PLURALISMO E REPRESENTAÇÃO PLURAL - NG6 - DR3

“A educação cívica numa democracia assenta em valores primários que se prendem com um código de honra, dignidade e verdade, que deveria ser tão naturalmente inscrito na vida quotidiana que não precisava de ser verbalizado. (...) Isto é uma questão antes de tudo cultural e não é por acaso que a escola tem estado sempre no centro do debate democrático. Não penso que a escola possa fazer tudo, mas há uma parte importante em que a própria aprendizagem deveria conduzir a uma absorção dos valores democráticos (...). É reconduzindo o ensino à sua componente humanista, em que na literatura, na filosofia, nas ciências se aprende a importância da crítica, da liberdade de pensar, da controvérsia, da diferença de pontos de vista, da precariedade das certezas, da complexidade da história”.
(Pacheco Pereira, 2002)

Sobre a relação entre democracia e cidadania democrática existem, não um, mas vários discursos, assentes em pressupostos ideológicos muito diversos, e mesmo, nalguns casos, antagónicos. Esses discursos reflectem diferentes visões do mundo e da sociedade, diferentes projectos político-sociais, e também diferentes concepções teóricas sobre a democracia, enquanto sistema de governo e modelo de organização social e política. Com efeito, a cidadania democrática parece ser “um valor” para muitas correntes do pensamento político, sendo possível, por exemplo, identificar autores e perspectivas em campos ideológicos tão diversos como o conservadorismo, o liberalismo, a social- democracia e o marxismo. Desta diversidade, e mesmo conflitualidade teórico-ideológica, se dá conta, no plano analítico, em disciplinas, como, por exemplo, a filosofia política, a ciência política ou a sociologia política.
Por outro lado, na história das sociedades é possível assinalar vários tipos de democracia (por exemplo, democracia representativa multipartidária, democracia representativa unipartidária, democracia participativa ou democracia directa). Considerando este facto histórico, desenvolverei, neste texto, um conjunto de argumentos sobre a relação entre e escola e os regimes políticos democráticos, a partir da minha identificação ideológica e política com a democracia liberal representativa, considerando que esse sistema de governo se fundamenta em valores e ideais que, em minha opinião, podem constituir uma das mais relevantes referências para o trabalho a desenvolver nas escolas em prol do desenvolvimento e consolidação de uma cultura e cidadania democráticas.

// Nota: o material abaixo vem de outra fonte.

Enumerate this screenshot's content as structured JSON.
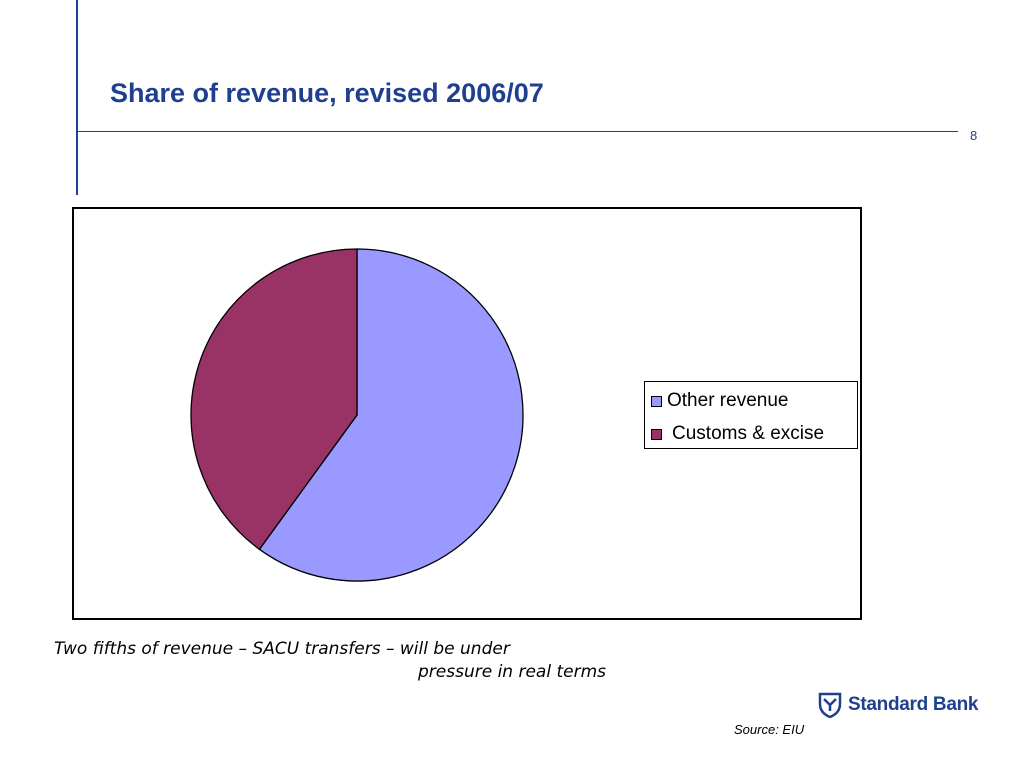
{
  "slide": {
    "title": "Share of revenue, revised 2006/07",
    "page_number": "8",
    "caption_line1": "Two fifths of revenue – SACU transfers – will be under",
    "caption_line2": "pressure in real terms",
    "source": "Source: EIU",
    "brand": "Standard Bank",
    "brand_color": "#1f3f8f"
  },
  "chart_data": {
    "type": "pie",
    "title": "",
    "legend_position": "right",
    "slices": [
      {
        "label": "Other revenue",
        "value": 60,
        "color": "#9999ff"
      },
      {
        "label": "Customs & excise",
        "value": 40,
        "color": "#993366"
      }
    ]
  }
}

1. Democracia política e cidadania democrática

Do ponto de vista das características básicas do sistema ou regime político, as chamadas democracias liberais representativas, são, sobretudo, caracterizadas pela existência e funcionamento de um Estado de Direito, assente na separação dos poderes político, legislativo e judicial, pela liberdade de opinião e pelo consequente pluralismo político. John Rawls (1997, p.33), um dos mais importantes teóricos da democracia liberal (a par de Isaiah Berlin e de Karl Popper), deixa muito claro que o pluralismo político e ideológico constitui um elemento chave da democracia:
“A cultura política de uma sociedade democrática é sempre marcada por uma diversidade de doutrinas políticas, religiosas, filosóficas e morais, opostas e irreconciliáveis”.
Na actualidade, em muitas partes do mundo, quando se fala em democracia, toma-se quase sempre a democracia liberal representativa como o arquétipo da democracia, incluindo nessa representação, não só as instituições políticas, mas também dimensões ético-culturais, normalmente associadas a uma reivindicada cultura humanista, que está na base de uma definição dita “ocidental” do conceito de “direitos humanos”. Todavia, facto aparentemente paradoxal, os dirigentes das chamadas “democracias populares”, governando sociedades com estruturas políticas e legais, e valores ético-culturais, muito diferentes daquelas que caracterizam as democracias “ocidentais” também se reclamavam da democracia. Uma análise, mesmo que superficial, evidenciaria muitas e importantes diferenças entre os dois tipos de sociedades. Com efeito, para um cidadão que viva num regime político pluralista, no qual o poder político é conquistado através de eleições livres, com voto secreto, pode parecer estranho que regimes de partido único se apresentem como democracias. Para este cidadão, não faz sentido falar de democracia em regimes de partido único, nos quais se verifica a ausência de aspectos estruturantes da democracia política.